Кадр из фильма «Black Mirror: Bandersnatch» 1018

 

       «Bandersnatch» (можно, конечно, воспользоваться русскоязычным аналогом «Брандашмыг», но едва ли от этого кому-нибудь станет легче) является интерактивным фильмом. По ходу просмотра зрители сами принимают решения за главного героя, нажимая на кнопки пульта. В результате таких решений сюжет идёт по одной из изначально предусмотренных версий. Очевидным образом просмотр «Bandersnatch» напоминает прохождение компьютерной игры. Это сходство вполне уместно в связи с непосредственным сюжетом фильма, главным героем которого оказывается разработчик таких компьютерных игр.

       Но как будет выглядеть «Bandersnatch», если его смотреть в обычном режиме, т.е. не влияя на решения героя? – Нам последовательно продемонстрируют все сюжетные линии. При этом переход от одной линии к другой будет особым образом обозначен, маркирован. Стоит признать, что в рамках традиционного способа просмотра «Bandersnatch» не становится хуже. Наоборот, он обретает ту ветвящуюся полноту содержания, которая придаёт восприятию масштабность и целостность. Мир раскрывается как множество возможностей, каждая из которых оказывается так или иначе реализована, пусть и не к радости для главного героя.

       Структура «Джокера» отчасти сходна со структурой «Bandersnatch». Но в этом случае никто никому ничего не подсказывает. Зритель сам обретает уверенность, что отдельные повороты сюжета относятся исключительно к имагинации. Явная подсказка такого рода в фильме всего лишь одна – это тема вышеупомянутых отношений между Флеком и Дюмон. Дальнейшие сюжетные ходы таких подсказок лишены.

       На онтологическом уровне отсутствие устойчивых и однозначных знаков, имеющих какой-либо объективный характер, наделяют всё происходящее чертами глубинной иррациональности.

       Такая иррациональность укореняется на границе между двумя психологическими состояниями главного героя: относительной психологической стабильностью, предрасполагающей к реалистичному восприятию мира, и болезнью, стимулирующей игру воображения. При этом сам зритель непосредственно связан с восприятием как таковым, в котором отсутствуют метки «норма» и «болезнь». Такое восприятие вовлекает его в судьбу героя, делает пассивным соучастником событий, но если, в итоге, сами события окажутся исключительно воображаемыми, то зрители ещё в меньшей степени, чем сам герой, смогут об этом узнать. Предположение, как отмечал Иммануил Кант, не является знанием в точном смысле этого слова. А судьба зрителя в данном случае сводится к тому, что бы так и остаться в сфере предполагаемого.

 

       «Джокер» неявным образом свидетельствует, что грань между объективным и субъективным не является очевидной и неоднозначной. Апелляции к психологическим феноменам – это всего лишь провокация, дающее нам возможность заслониться от этого травмирующего вывода, наделяющего характером неопределённости всё, что казалось привычным и реальным, обстоятельствами специфической психологической ситуации. Артур Флек – психически болен, и поэтому его жизненная ситуация далека от ситуации нормального человека. Соответственно, и зыбкость грани между действительным и имагинативным также ограничивается сферой болезни.

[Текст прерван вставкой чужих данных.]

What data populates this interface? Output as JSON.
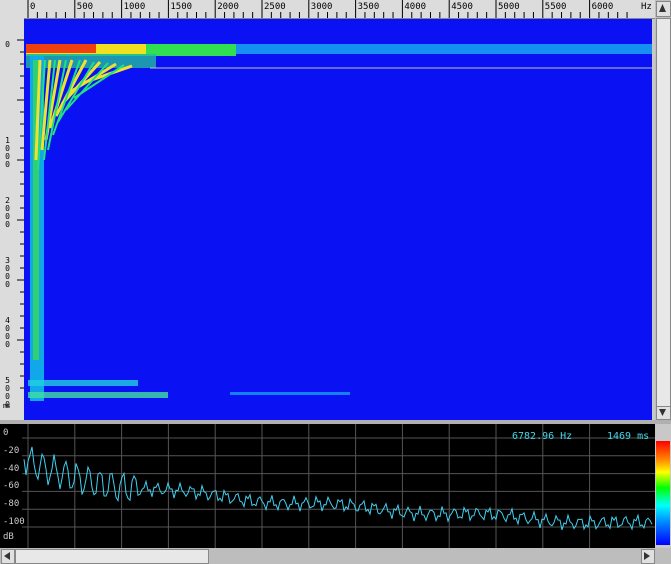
{
  "top_ruler": {
    "labels": [
      "0",
      "500",
      "1000",
      "1500",
      "2000",
      "2500",
      "3000",
      "3500",
      "4000",
      "4500",
      "5000",
      "5500",
      "6000"
    ],
    "unit": "Hz"
  },
  "left_ruler": {
    "labels": [
      "0",
      "1000",
      "2000",
      "3000",
      "4000",
      "5000"
    ],
    "unit": "ms"
  },
  "spectrum": {
    "y_labels": [
      "0",
      "-20",
      "-40",
      "-60",
      "-80",
      "-100"
    ],
    "unit": "dB",
    "frequency_readout": "6782.96 Hz",
    "time_readout": "1469 ms"
  }
}
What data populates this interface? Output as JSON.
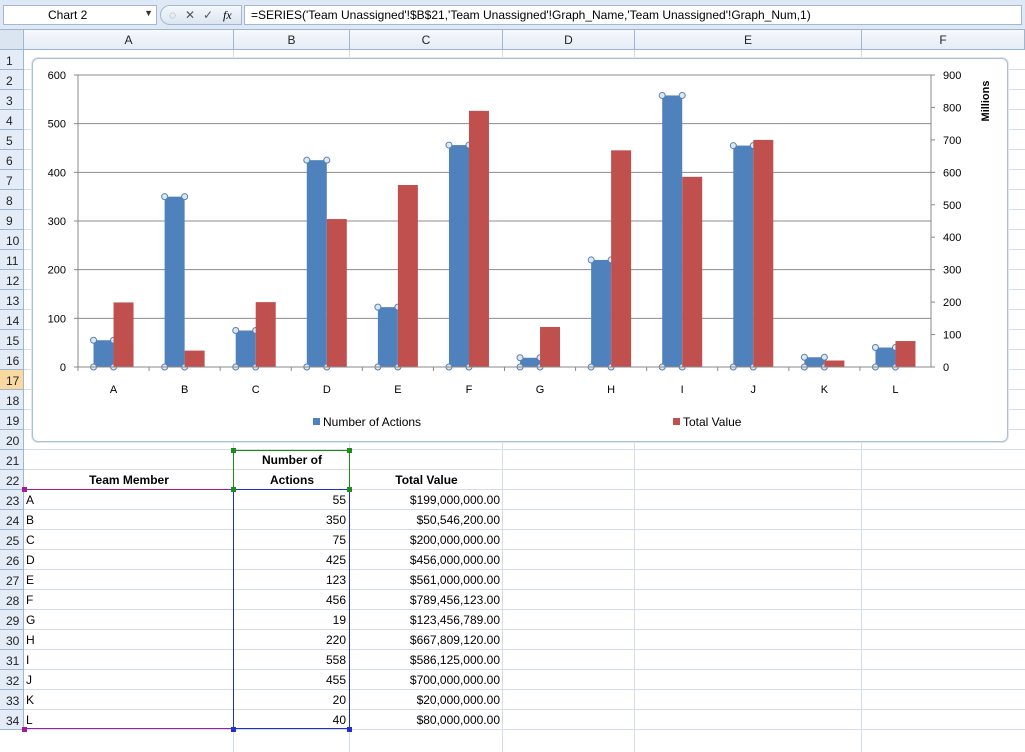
{
  "name_box": "Chart 2",
  "formula": "=SERIES('Team Unassigned'!$B$21,'Team Unassigned'!Graph_Name,'Team Unassigned'!Graph_Num,1)",
  "formula_buttons": {
    "cancel": "✕",
    "enter": "✓",
    "fx": "fx"
  },
  "columns": [
    "A",
    "B",
    "C",
    "D",
    "E",
    "F"
  ],
  "rows": [
    "1",
    "2",
    "3",
    "4",
    "5",
    "6",
    "7",
    "8",
    "9",
    "10",
    "11",
    "12",
    "13",
    "14",
    "15",
    "16",
    "17",
    "18",
    "19",
    "20",
    "21",
    "22",
    "23",
    "24",
    "25",
    "26",
    "27",
    "28",
    "29",
    "30",
    "31",
    "32",
    "33",
    "34"
  ],
  "selected_row": "17",
  "table": {
    "header_member": "Team Member",
    "header_actions_1": "Number of",
    "header_actions_2": "Actions",
    "header_value": "Total Value",
    "rows": [
      {
        "member": "A",
        "actions": "55",
        "value": "$199,000,000.00"
      },
      {
        "member": "B",
        "actions": "350",
        "value": "$50,546,200.00"
      },
      {
        "member": "C",
        "actions": "75",
        "value": "$200,000,000.00"
      },
      {
        "member": "D",
        "actions": "425",
        "value": "$456,000,000.00"
      },
      {
        "member": "E",
        "actions": "123",
        "value": "$561,000,000.00"
      },
      {
        "member": "F",
        "actions": "456",
        "value": "$789,456,123.00"
      },
      {
        "member": "G",
        "actions": "19",
        "value": "$123,456,789.00"
      },
      {
        "member": "H",
        "actions": "220",
        "value": "$667,809,120.00"
      },
      {
        "member": "I",
        "actions": "558",
        "value": "$586,125,000.00"
      },
      {
        "member": "J",
        "actions": "455",
        "value": "$700,000,000.00"
      },
      {
        "member": "K",
        "actions": "20",
        "value": "$20,000,000.00"
      },
      {
        "member": "L",
        "actions": "40",
        "value": "$80,000,000.00"
      }
    ]
  },
  "chart_data": {
    "type": "bar",
    "title": "",
    "categories": [
      "A",
      "B",
      "C",
      "D",
      "E",
      "F",
      "G",
      "H",
      "I",
      "J",
      "K",
      "L"
    ],
    "series": [
      {
        "name": "Number of Actions",
        "axis": "left",
        "color": "#4f81bd",
        "values": [
          55,
          350,
          75,
          425,
          123,
          456,
          19,
          220,
          558,
          455,
          20,
          40
        ]
      },
      {
        "name": "Total Value",
        "axis": "right",
        "color": "#c0504d",
        "values": [
          199,
          50.5462,
          200,
          456,
          561,
          789.456123,
          123.456789,
          667.80912,
          586.125,
          700,
          20,
          80
        ]
      }
    ],
    "ylim": [
      0,
      600
    ],
    "y_ticks": [
      "0",
      "100",
      "200",
      "300",
      "400",
      "500",
      "600"
    ],
    "y2lim": [
      0,
      900
    ],
    "y2_ticks": [
      "0",
      "100",
      "200",
      "300",
      "400",
      "500",
      "600",
      "700",
      "800",
      "900"
    ],
    "y2label": "Millions",
    "grid": true,
    "legend": "bottom"
  }
}
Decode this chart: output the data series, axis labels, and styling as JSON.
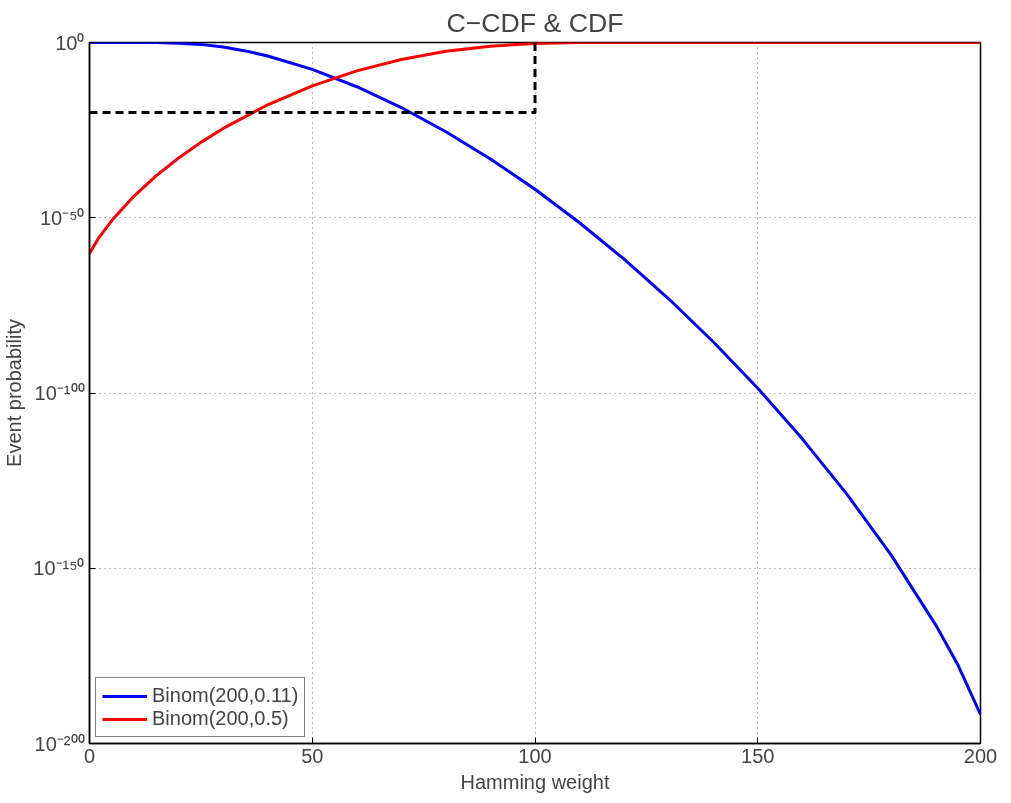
{
  "chart_data": {
    "type": "line",
    "title": "C−CDF & CDF",
    "xlabel": "Hamming weight",
    "ylabel": "Event probability",
    "log": "y",
    "xlim": [
      0,
      200
    ],
    "xticks": [
      0,
      50,
      100,
      150,
      200
    ],
    "ylim": [
      1e-200,
      1
    ],
    "yticks": [
      {
        "value": 1e-200,
        "label": "10⁻²⁰⁰"
      },
      {
        "value": 1e-150,
        "label": "10⁻¹⁵⁰"
      },
      {
        "value": 1e-100,
        "label": "10⁻¹⁰⁰"
      },
      {
        "value": 1e-50,
        "label": "10⁻⁵⁰"
      },
      {
        "value": 1,
        "label": "10⁰"
      }
    ],
    "grid": true,
    "legend": "bottom left",
    "line_style": "solid",
    "series": [
      {
        "name": "Binom(200,0.11)",
        "color": "#0000ff",
        "x": [
          0,
          5,
          10,
          15,
          20,
          25,
          30,
          35,
          40,
          50,
          60,
          70,
          80,
          90,
          100,
          110,
          120,
          130,
          140,
          150,
          160,
          170,
          180,
          190,
          195,
          200
        ],
        "values": [
          1,
          1,
          1,
          0.98,
          0.66,
          0.29,
          0.055,
          0.004,
          0.00014,
          2.2e-08,
          2.4e-13,
          2.8e-19,
          3.5e-26,
          5.8e-34,
          1.3e-42,
          3.7e-52,
          1.5e-62,
          7.6e-74,
          4.3e-86,
          2.3e-99,
          8.3e-114,
          1.4e-129,
          4.6e-147,
          5.2e-167,
          1.7e-178,
          1.9e-192
        ]
      },
      {
        "name": "Binom(200,0.5)",
        "color": "#ff0000",
        "x": [
          0,
          2,
          5,
          10,
          15,
          20,
          25,
          30,
          40,
          50,
          60,
          70,
          80,
          90,
          100,
          110,
          120,
          150,
          200
        ],
        "values": [
          6.2e-61,
          1.3e-56,
          1.6e-51,
          1.5e-44,
          1e-38,
          1.1e-33,
          3.2e-29,
          3.1e-25,
          1.7e-18,
          4.3e-13,
          7.8e-09,
          1.4e-05,
          0.003,
          0.089,
          0.53,
          0.93,
          1,
          1,
          1
        ]
      },
      {
        "color": "#000000",
        "line_style": "dashed",
        "x": [
          0,
          100,
          100
        ],
        "values": [
          1e-20,
          1e-20,
          1
        ]
      }
    ]
  }
}
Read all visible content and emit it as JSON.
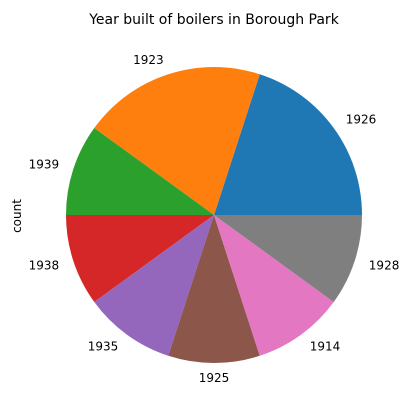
{
  "chart_data": {
    "type": "pie",
    "title": "Year built of boilers in Borough Park",
    "ylabel": "count",
    "categories": [
      "1926",
      "1923",
      "1939",
      "1938",
      "1935",
      "1925",
      "1914",
      "1928"
    ],
    "values": [
      2,
      2,
      1,
      1,
      1,
      1,
      1,
      1
    ],
    "colors": [
      "#1f77b4",
      "#ff7f0e",
      "#2ca02c",
      "#d62728",
      "#9467bd",
      "#8c564b",
      "#e377c2",
      "#7f7f7f"
    ],
    "legend": "none"
  }
}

       Подобные ограничения, идущие под знаком «нормального человека (т.е. меня) это не касается», очень органично сочетаются с действиями, направленными на активную дискредитацию главного героя. «Артур Флек – плохой». «Плохим» он может быть по разным обстоятельствам. В дополнение к тому, что он – откровенный псих, он может квалифицироваться как аутсайдер, фрик, социопат (не путать с психом и маньяком), посредственность. В этом ряду «плохих характеристик» особенно умилительно выглядит термин «инцел» - «девственник поневоле». В этом контексте акцентирование темы девственности опирается  на представление о сексе как некой высшей ценности. Можно предположить, что авторы, указывающие на наличие девственности Флека, воспринимают собственную сексуальность как одно из главных собственных достижений, стоивших огромного труда и страданий.

       Но если выйти за пределы дискриминирующих штампов подросткового периода, то дискредитация Флека может затронуть и более сложные концептуальные уровни: праворадикал, ультралевый и т.д. В этом случае дефиниции будут зависеть от личных взглядов того, кто ими пользуется.

       Итогом таких дискредитаций становится некая концептуальная картинка, в рамках которой джокер наделяется определённой ролью. Некоторая ирония ситуации в том, что все смысловые конструкции подобного рода выстраиваются с целью демонстрации того, что реальность Флека не может быть типичной: повседневный мир большинства – это мир, в котором граница между действительным и воображаемым очевидна и постоянна. Но так ли это на самом деле?

      

       Размытость контуров действительности даёт знать о себе множеством способов. Для этого необязательно погружаться в состоянии психологического стресса или переживать сверхсильные травматические события.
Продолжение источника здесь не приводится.